Start with G1. Its defaults are well-tuned for most services. Switch to ZGC only when profiling evidence shows GC pauses are actually hurting your latency SLO — not based on speculation. Premature GC tuning wastes engineering time and introduces risk.

Heap-Sizing Flags: The Foundation of GC Tuning

Before touching any collector-specific flag, set the heap size correctly. These three flags apply to every collector:

# Minimum heap size — JVM starts with at least this much
-Xms2g

# Maximum heap size — JVM never exceeds this
-Xmx2g

# Recommended: set Xms == Xmx in production
# Prevents the JVM from requesting/releasing memory from the OS,
# which avoids unpredictable OS-level pauses and wasted startup time.

# Maximum size of the Metaspace (class metadata, not counted in Xmx)
-XX:MaxMetaspaceSize=256m

Never set -Xmx higher than the available physical RAM minus OS and other process overhead. If the JVM must swap to disk, every GC cycle becomes catastrophically slow. A common rule: leave at least 1–2 GB for the OS and other JVM overhead (threads, JIT buffers, Metaspace, direct buffers) when sizing -Xmx.

Enabling GC Logging (Essential for Tuning)

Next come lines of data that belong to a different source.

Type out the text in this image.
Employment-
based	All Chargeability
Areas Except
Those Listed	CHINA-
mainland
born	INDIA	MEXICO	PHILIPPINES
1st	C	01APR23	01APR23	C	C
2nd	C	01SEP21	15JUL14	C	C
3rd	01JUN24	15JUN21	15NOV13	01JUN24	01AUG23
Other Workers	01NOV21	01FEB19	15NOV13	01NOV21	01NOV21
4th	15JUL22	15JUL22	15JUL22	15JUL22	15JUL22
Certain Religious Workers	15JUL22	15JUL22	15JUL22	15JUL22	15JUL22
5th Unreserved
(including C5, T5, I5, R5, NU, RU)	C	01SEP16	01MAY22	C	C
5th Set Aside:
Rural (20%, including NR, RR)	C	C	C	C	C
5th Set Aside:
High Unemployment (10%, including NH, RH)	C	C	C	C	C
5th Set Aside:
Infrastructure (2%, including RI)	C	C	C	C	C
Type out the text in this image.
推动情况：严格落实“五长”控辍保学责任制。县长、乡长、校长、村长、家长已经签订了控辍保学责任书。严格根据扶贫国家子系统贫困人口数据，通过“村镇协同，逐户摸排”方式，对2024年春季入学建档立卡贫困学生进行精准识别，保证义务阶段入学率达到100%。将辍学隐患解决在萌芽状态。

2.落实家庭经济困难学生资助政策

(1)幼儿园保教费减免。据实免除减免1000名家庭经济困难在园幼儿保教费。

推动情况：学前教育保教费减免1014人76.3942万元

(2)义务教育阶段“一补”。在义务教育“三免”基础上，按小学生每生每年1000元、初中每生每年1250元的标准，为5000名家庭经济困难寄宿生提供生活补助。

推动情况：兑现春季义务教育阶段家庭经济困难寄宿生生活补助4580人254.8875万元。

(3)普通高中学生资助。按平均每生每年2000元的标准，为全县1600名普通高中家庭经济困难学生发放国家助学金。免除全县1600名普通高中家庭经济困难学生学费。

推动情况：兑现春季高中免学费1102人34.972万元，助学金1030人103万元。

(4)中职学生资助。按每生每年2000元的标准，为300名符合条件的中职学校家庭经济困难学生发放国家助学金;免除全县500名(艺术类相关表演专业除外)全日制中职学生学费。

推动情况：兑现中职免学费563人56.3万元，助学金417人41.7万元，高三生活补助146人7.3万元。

You cannot tune what you cannot measure. Always enable GC logging in production:

# JDK 9+ unified logging syntax
-Xlog:gc*:file=/var/log/app/gc.log:time,uptime,level,tags:filecount=10,filesize=20m

This writes rolling GC logs with timestamps. Feed them into GCEasy (gceasy.io) or GCViewer for visual analysis — you will immediately see pause time distributions, allocation rates, and whether you are triggering Full GCs.

A Practical Starting Configuration

// Example: Spring Boot service, 8 GB container, latency-sensitive
// Run with:
//   java [flags below] -jar service.jar

-Xms6g
-Xmx6g
-XX:MaxMetaspaceSize=256m
-XX:+UseG1GC
-XX:MaxGCPauseMillis=100
-XX:InitiatingHeapOccupancyPercent=40
-Xlog:gc*:file=/var/log/service/gc.log:time,uptime,level,tags:filecount=10,filesize=20m

Measure pause times from the GC log after running under realistic load before changing anything else. Tune one flag at a time and re-measure — GC tuning is an empirical discipline, not a checklist.

Summary

G1GC: region-based, pause-time-goal-driven, default since JDK 9, excellent for 4–32 GB heaps.
ZGC: concurrent relocation with colored pointers, sub-millisecond pauses, generational mode in JDK 21 greatly improves throughput.
Heap sizing: set -Xms == -Xmx in production, leave headroom for the OS, cap Metaspace.
Always log GC output and analyse it before tuning flags — measure first, change second.